Individual surgeon: “Individual surgeons should be trained in evaluating their own level of sleep deprivation as a component of providing excellent patient care.”15To this end, each attending surgeon should undergo mandatory sleep deprivation training to better understand the insidious and harmful effects upon the neurocognitive and fine motor capabilities of every individual, particularly a surgeon. It is also important that each surgeon have an understanding of fatigue management and strategies to address exhaustion on a personal level (see figure). Furthermore, because all but one of the methods of measuring sleepiness are subjective and the objective measurement tools are not practical for clinical measurement of sleep deprivation effects, each surgeon must be able to evaluate his or her capacity to safely and effectively complete a surgical procedure.

While further study is indicated to evaluate the scope of sleep deprivation among surgeons and potential harm to surgical patients, the surgical community must assume the responsibility for reforming surgical attitudes and surgical work practices “…so that exhaustion is considered as posing an unacceptable risk [to both patient and surgeon] rather than as a sign of dedication.”13 This cultural change in surgical practice will have far-reaching consequences. However, without self-remediation it is foreseeable that additional governmental regulation will be imposed upon the surgical community, just as it has been upon pilots, long-distance truck drivers, and surgical residents.
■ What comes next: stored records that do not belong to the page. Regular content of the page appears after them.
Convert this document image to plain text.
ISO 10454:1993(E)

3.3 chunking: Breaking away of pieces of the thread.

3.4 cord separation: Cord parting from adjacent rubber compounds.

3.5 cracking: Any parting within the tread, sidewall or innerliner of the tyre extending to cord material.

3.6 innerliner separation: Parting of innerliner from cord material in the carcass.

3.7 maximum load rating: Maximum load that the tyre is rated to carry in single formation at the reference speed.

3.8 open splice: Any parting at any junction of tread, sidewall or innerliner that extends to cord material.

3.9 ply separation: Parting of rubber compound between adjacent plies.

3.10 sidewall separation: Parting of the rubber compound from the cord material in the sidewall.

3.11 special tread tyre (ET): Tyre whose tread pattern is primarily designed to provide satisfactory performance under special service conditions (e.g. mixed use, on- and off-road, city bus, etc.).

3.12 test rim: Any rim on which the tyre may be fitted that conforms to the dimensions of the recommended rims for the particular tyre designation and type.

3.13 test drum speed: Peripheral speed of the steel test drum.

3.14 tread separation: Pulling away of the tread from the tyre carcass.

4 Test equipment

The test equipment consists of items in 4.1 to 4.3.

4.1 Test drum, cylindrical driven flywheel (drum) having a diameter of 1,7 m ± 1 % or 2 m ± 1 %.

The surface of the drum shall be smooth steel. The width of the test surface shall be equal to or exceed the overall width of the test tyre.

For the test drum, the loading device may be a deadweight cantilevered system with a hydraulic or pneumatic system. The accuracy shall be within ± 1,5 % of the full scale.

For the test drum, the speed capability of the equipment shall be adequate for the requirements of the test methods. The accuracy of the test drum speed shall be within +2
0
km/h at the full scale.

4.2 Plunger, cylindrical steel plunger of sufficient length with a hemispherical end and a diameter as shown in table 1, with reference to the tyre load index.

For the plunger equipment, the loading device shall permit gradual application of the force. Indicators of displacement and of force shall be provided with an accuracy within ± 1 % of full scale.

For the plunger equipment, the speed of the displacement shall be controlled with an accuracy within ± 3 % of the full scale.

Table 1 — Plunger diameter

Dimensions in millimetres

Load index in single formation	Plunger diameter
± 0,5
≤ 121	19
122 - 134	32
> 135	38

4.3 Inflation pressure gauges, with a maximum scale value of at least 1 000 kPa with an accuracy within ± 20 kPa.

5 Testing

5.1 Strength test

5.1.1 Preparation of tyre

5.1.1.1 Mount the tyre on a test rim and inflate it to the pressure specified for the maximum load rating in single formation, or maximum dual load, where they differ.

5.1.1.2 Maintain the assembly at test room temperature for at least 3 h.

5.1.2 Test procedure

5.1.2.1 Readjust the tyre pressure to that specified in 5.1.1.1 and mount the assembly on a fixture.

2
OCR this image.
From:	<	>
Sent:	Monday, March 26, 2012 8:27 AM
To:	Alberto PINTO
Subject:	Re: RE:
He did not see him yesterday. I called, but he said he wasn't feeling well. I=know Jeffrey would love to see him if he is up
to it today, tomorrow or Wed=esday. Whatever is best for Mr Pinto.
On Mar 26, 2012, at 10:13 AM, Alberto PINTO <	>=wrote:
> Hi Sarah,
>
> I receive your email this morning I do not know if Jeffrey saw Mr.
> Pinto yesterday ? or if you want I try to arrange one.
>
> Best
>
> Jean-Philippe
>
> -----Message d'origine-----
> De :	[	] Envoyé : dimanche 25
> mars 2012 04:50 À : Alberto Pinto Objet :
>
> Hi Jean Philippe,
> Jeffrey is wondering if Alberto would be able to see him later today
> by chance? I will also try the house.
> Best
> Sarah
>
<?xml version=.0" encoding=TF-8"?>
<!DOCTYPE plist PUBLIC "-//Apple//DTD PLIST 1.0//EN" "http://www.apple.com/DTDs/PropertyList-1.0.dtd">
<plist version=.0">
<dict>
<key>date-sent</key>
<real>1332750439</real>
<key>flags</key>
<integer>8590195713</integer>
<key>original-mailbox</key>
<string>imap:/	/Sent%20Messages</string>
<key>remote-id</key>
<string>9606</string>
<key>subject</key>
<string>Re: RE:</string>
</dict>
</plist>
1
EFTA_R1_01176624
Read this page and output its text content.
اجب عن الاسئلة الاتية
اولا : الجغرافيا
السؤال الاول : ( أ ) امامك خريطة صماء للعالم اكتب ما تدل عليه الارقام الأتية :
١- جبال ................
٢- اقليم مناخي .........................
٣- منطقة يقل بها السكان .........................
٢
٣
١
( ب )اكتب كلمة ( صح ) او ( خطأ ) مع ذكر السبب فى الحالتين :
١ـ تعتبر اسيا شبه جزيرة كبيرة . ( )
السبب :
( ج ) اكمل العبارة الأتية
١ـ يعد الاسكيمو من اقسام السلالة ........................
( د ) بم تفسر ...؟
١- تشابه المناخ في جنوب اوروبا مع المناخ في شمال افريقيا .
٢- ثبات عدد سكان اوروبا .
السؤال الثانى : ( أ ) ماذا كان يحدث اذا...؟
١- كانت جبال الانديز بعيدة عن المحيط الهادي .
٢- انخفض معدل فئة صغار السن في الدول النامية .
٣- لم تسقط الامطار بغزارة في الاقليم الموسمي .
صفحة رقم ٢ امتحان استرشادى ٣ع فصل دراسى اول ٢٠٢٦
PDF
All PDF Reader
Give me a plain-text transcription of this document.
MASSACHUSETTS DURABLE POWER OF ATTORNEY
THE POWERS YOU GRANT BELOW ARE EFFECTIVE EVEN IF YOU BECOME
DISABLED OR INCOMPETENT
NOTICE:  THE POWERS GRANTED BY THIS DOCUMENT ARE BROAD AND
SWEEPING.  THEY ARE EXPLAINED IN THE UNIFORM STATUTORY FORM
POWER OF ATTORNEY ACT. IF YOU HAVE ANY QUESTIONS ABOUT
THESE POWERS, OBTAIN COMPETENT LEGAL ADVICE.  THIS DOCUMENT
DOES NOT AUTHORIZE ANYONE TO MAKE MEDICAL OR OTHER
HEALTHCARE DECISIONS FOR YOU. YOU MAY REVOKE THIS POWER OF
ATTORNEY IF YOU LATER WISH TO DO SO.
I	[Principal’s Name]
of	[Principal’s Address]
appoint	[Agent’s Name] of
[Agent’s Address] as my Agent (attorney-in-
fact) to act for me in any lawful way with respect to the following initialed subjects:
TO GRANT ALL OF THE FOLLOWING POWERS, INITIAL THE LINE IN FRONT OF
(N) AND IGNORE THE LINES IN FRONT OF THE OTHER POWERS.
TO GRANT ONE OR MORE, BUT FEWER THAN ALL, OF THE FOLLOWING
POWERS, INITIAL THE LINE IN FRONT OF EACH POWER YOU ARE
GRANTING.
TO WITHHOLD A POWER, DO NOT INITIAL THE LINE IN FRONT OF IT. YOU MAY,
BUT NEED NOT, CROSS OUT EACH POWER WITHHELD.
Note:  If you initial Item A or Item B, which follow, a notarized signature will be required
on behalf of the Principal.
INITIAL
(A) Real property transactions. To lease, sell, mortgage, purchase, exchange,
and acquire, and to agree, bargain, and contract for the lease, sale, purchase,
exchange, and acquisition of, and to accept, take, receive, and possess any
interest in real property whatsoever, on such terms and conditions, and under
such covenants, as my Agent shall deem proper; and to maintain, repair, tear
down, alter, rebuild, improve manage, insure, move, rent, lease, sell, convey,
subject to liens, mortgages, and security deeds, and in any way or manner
As mentioned previously, because of situational and geographical differences, the guidelines need to be broad and variable.  What may be right for a well-staffed regional hospital may be inapplicable to a small critical access hospital in a rural, remote area during the winter.  Situational and geographical circumstances will need to be addressed by each institution.  One size doesn’t fit all.  But what is applicable to all institutions is that the issue of sleep deprivation needs to be addressed prospectively during the light of day with all parties present at the table, not in the middle of the night on a weekend when a crisis occurs.